Mac Harb Liberal Ottawa Centre, ON

Mr. Speaker, thank you for giving me the chance to speak briefly on the bill. My colleagues on the opposition side have been talking about the whole notion of the amount of the pay as well as when it might kick in and about whether or not we should be paying a chair or vice-chair of a committee for the work they do aside from their responsibilities as members of parliament.

Frankly, what is lost in this whole debate is the fact that from here on in politicians would not really have the opportunity to set their salaries. It would be done independently. All of this decision making would be taken completely out of the process.

As a result, there would be a system in place that would look at the checks and balances, that would look at the cost of living. We would follow a formula that is not any different from what exists in the marketplace, what exists in government. This is one thing that my colleagues on the opposition side seem to have missed.

The second thing that has been missed in this debate is that for the first time in a long time the amount of the pension that a member of parliament can accumulate over the years of serving in the House of Commons would be reduced. It used to be 5%. It was reduced a couple of parliaments ago to 4%. Now it has gone further down, to 3%. I am sure that if we were to look at the House now there would be five or six members of parliament who would qualify. There would be a new system and a new regime for full pension in the House of Commons. Under the new system it would take 25 years for a member of parliament to be eligible for full pension.

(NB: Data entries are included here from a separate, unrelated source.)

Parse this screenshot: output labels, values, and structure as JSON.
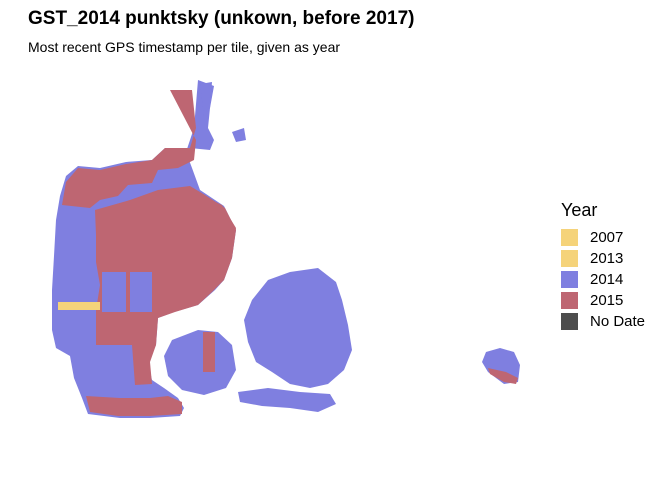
{
  "title": "GST_2014 punktsky (unkown, before 2017)",
  "subtitle": "Most recent GPS timestamp per tile, given as year",
  "legend": {
    "title": "Year",
    "items": [
      {
        "label": "2007",
        "color": "#f5d37a"
      },
      {
        "label": "2013",
        "color": "#f5d37a"
      },
      {
        "label": "2014",
        "color": "#7f7fe0"
      },
      {
        "label": "2015",
        "color": "#be6672"
      },
      {
        "label": "No Date",
        "color": "#4d4d4d"
      }
    ]
  }
}
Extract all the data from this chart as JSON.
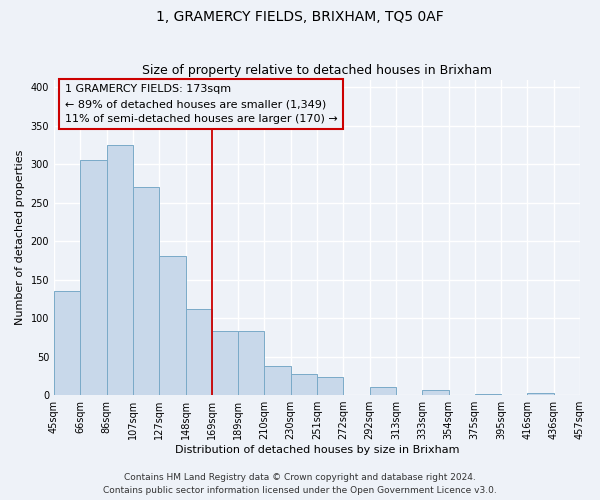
{
  "title": "1, GRAMERCY FIELDS, BRIXHAM, TQ5 0AF",
  "subtitle": "Size of property relative to detached houses in Brixham",
  "xlabel": "Distribution of detached houses by size in Brixham",
  "ylabel": "Number of detached properties",
  "bar_labels": [
    "45sqm",
    "66sqm",
    "86sqm",
    "107sqm",
    "127sqm",
    "148sqm",
    "169sqm",
    "189sqm",
    "210sqm",
    "230sqm",
    "251sqm",
    "272sqm",
    "292sqm",
    "313sqm",
    "333sqm",
    "354sqm",
    "375sqm",
    "395sqm",
    "416sqm",
    "436sqm",
    "457sqm"
  ],
  "bar_values": [
    135,
    305,
    325,
    270,
    181,
    112,
    83,
    83,
    38,
    27,
    23,
    0,
    10,
    0,
    7,
    0,
    1,
    0,
    3,
    0
  ],
  "bar_color": "#c8d8ea",
  "bar_edge_color": "#7aaac8",
  "vline_x_index": 6,
  "vline_color": "#cc0000",
  "annotation_text": "1 GRAMERCY FIELDS: 173sqm\n← 89% of detached houses are smaller (1,349)\n11% of semi-detached houses are larger (170) →",
  "ylim": [
    0,
    410
  ],
  "yticks": [
    0,
    50,
    100,
    150,
    200,
    250,
    300,
    350,
    400
  ],
  "footnote": "Contains HM Land Registry data © Crown copyright and database right 2024.\nContains public sector information licensed under the Open Government Licence v3.0.",
  "bg_color": "#eef2f8",
  "grid_color": "#ffffff",
  "title_fontsize": 10,
  "subtitle_fontsize": 9,
  "axis_label_fontsize": 8,
  "tick_fontsize": 7,
  "annotation_fontsize": 8,
  "footnote_fontsize": 6.5
}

We can cry and shout and jump and dance all we want, but at the end of the day members of parliament do not have the job flexibility of deciding how long they can serve. A member of parliament can be tossed out after four years. As a result, that member of parliament would not be eligible for his or her pension or any part of it. A member of parliament could serve for two or three terms and the percentage of what they receive would not be more than 10% of the $131,000 that is now being proposed before the House of Commons.

In addition to this, something else was missed in this whole debate. In regard to the eligibility of a member of parliament for receiving his or her pension, the age has changed. A lot of people used to say before this that it was a known fact that someone could come into the House of Commons at the age of 24 or 25, serve two terms, quit at 31, collect a pension and move on. That has changed. Under the new regime, not only would a member need to have served for 25 years in the House of Commons as a member elected for seven or eight different parliaments, but the member would also have to be 55. In other words there is no hope for any member of parliament who is under the age of 55 to collect a pension. That also was missed from the debate.